Should I give my picky eater multivitamins?
—Anonymous
I am a vitamin skeptic. I’ve written about it before, and it’s a topic of some of my research. Most of my complaints relate to the claim that, as adults, vitamins can make us healthier. This has very little support in the data. People who take vitamins typically also undertake all kinds of other healthy behaviors, and it’s extremely difficult to separate the vitamins from everything else.
I could go on at length about this, but it’s a bit tangential, so I’ll hold back.

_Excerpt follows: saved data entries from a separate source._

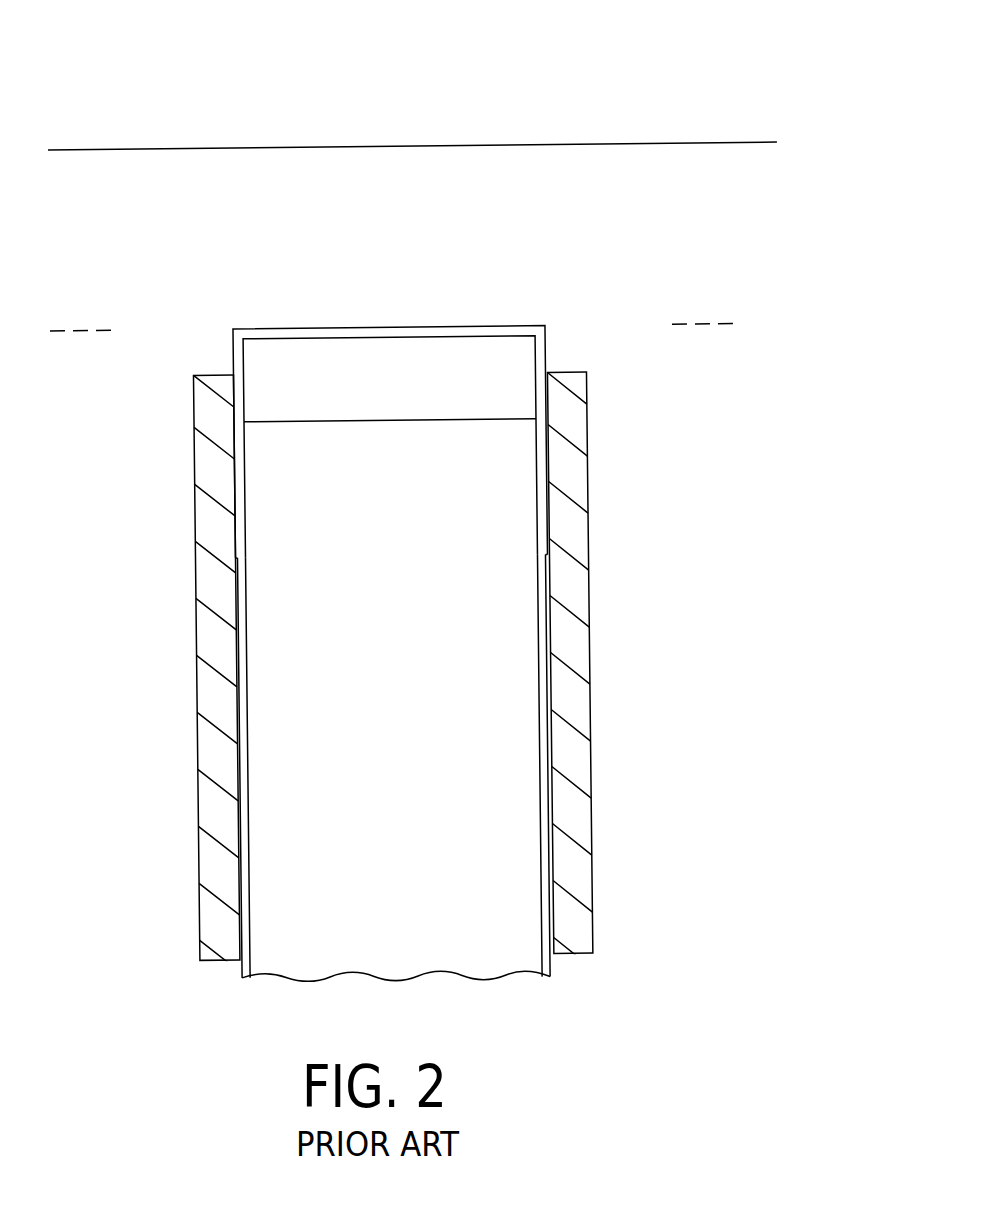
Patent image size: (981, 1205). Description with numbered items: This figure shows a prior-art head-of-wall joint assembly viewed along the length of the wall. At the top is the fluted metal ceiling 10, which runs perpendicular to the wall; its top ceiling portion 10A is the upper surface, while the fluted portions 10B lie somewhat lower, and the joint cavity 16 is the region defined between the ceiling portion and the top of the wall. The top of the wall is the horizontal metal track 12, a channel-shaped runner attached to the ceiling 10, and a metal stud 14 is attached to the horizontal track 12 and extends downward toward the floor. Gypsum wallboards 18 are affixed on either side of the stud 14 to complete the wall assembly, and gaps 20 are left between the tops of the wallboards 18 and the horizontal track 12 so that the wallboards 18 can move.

The fluted metal ceiling 10 is at (341, 118).
The top ceiling portion 10A is at (505, 150).
The fluted portions 10B is at (84, 332).
The horizontal metal track 12 is at (535, 365).
The metal studs 14 is at (387, 964).
The joint cavity 16 is at (439, 248).
The gypsum wallboards 18 is at (210, 827).
The gaps 20 is at (185, 332).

On the particular question of a picky kid, the answer is likely no, unless your kid eats an extremely restrictive diet. People do need some amount of many vitamins. For example, if you do not have enough vitamin C, you get scurvy. Scurvy is terrible (as you would know if you read as many books about Arctic exploration as I do), and if your child’s diet is so restricted that they aren’t getting enough vitamin C, you should supplement. But the thing is that vitamin C is in a ton of different foods — meat, tomato sauce, strawberries, broccoli, potatoes. Lemonade! A similar message goes for other vitamins. And you don’t need an infinite amount of these, so it isn’t a case of more is better.
Bottom line: If what you mean by picky is your kid will literally only eat white bread, you might need to supplement. But if you mean they do not seem adventurous, multivitamins are unnecessary.